LostRuins / koboldcpp

A simple one-file way to run various GGML and GGUF models with KoboldAI's UI
https://github.com/lostruins/koboldcpp
GNU Affero General Public License v3.0
4.36k stars 312 forks source link

Reprocessing Issue with Llama 3 #803

Closed Nabokov86 closed 2 months ago

Nabokov86 commented 2 months ago

When using Llama 3, I've noticed that unnecessary reprocessing occurs on previously generated text. To reproduce this issue, try generating a short piece of text couple of times and see how the processing sometimes happens.

Latest concedo_experimental.

Nabokov86 commented 2 months ago

It seems like the reprocessing occurs after a new line is generated. Screenshot from 2024-04-23

LostRuins commented 2 months ago

Did you by any chance enable "Trim Sentences" or "Author Note"?

Nabokov86 commented 2 months ago

No, I use default settings without trimming. So, you can't reproduce it? saved_story.json

LostRuins commented 2 months ago

Yes, I can reproduce it. Looking closer, the tokenizer is behaving weirdly. I think there is an issue with token merges.
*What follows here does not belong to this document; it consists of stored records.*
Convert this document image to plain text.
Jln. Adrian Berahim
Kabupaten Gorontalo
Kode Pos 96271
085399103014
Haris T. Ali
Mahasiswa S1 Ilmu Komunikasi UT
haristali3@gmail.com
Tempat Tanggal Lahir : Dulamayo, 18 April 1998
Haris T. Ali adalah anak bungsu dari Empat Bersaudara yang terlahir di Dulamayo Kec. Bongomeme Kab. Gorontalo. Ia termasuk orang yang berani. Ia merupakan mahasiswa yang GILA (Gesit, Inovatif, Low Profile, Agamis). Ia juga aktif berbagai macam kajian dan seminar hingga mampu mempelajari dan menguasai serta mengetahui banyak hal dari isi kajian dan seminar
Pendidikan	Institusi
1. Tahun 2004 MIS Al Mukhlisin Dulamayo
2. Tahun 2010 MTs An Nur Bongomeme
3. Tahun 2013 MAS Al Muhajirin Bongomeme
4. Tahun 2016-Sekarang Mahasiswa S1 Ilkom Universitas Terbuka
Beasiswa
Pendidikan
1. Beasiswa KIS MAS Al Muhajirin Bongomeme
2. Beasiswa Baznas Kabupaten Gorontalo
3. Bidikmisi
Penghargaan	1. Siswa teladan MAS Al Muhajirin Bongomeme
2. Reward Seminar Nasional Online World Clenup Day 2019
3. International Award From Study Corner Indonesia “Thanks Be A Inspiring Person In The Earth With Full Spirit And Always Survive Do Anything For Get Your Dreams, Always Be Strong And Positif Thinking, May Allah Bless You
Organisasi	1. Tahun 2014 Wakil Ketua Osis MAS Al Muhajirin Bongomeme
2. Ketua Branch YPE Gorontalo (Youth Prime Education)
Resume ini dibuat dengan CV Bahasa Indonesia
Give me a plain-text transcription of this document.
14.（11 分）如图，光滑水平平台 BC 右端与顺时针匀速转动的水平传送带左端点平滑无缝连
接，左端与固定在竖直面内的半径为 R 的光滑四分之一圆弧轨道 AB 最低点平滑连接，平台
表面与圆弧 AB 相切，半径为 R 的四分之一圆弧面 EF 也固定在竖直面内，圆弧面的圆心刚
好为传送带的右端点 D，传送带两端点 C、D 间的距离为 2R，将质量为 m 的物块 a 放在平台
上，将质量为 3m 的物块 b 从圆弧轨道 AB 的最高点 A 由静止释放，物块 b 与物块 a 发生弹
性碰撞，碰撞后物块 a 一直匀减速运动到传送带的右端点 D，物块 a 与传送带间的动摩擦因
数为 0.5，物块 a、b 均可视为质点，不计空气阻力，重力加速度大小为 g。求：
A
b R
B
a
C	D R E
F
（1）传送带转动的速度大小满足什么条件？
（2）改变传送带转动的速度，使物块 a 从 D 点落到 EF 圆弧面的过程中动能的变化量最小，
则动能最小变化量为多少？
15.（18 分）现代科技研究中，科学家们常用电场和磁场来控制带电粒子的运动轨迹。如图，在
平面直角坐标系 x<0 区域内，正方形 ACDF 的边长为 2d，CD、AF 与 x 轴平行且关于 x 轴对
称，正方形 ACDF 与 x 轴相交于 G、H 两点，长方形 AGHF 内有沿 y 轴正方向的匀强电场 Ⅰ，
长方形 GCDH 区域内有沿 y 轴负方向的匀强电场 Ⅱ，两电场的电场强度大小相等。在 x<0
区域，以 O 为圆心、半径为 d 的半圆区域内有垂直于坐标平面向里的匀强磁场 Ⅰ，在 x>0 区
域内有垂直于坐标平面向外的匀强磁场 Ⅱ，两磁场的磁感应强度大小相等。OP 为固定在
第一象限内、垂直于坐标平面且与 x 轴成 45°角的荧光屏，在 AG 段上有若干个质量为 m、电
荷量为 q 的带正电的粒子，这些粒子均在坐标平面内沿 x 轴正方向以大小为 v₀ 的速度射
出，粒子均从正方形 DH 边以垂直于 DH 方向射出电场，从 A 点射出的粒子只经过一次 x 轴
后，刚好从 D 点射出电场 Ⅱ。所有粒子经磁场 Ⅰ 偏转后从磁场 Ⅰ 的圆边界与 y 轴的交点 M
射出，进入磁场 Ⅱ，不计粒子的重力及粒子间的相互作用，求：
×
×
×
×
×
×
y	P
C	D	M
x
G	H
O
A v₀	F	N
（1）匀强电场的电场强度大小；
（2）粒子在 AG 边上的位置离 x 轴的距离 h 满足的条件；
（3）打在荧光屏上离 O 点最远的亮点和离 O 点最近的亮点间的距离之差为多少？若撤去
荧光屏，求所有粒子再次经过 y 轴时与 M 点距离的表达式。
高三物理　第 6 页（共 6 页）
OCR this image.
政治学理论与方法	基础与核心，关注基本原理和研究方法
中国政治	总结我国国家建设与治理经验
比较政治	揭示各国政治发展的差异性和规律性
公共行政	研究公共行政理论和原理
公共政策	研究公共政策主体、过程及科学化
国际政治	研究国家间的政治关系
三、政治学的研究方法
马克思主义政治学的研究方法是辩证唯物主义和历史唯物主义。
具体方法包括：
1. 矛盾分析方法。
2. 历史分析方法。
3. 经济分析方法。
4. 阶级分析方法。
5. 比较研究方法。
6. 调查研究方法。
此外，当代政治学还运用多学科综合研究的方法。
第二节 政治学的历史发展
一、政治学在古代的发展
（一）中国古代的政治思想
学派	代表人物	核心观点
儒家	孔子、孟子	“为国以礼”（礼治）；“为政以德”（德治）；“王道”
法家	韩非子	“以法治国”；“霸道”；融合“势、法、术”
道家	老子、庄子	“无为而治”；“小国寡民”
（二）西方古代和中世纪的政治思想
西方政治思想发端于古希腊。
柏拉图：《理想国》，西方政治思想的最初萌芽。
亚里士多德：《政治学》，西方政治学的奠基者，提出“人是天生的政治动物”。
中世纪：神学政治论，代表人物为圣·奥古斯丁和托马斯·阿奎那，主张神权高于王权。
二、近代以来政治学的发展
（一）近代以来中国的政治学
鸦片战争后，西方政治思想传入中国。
Relevant: https://github.com/ggerganov/llama.cpp/issues/6809

You should experience a small amount of reprocessing all the way back to the previous newline. This is a bug.

LostRuins commented 2 months ago

Hi, Should be fixed in the latest version. Remember to get freshly reconverted GGUFs

Nabokov86 commented 2 months ago

@LostRuins Thanks! Yes, it looks like it’s working now. Thank you for continuing to maintain this project, you’re awesome!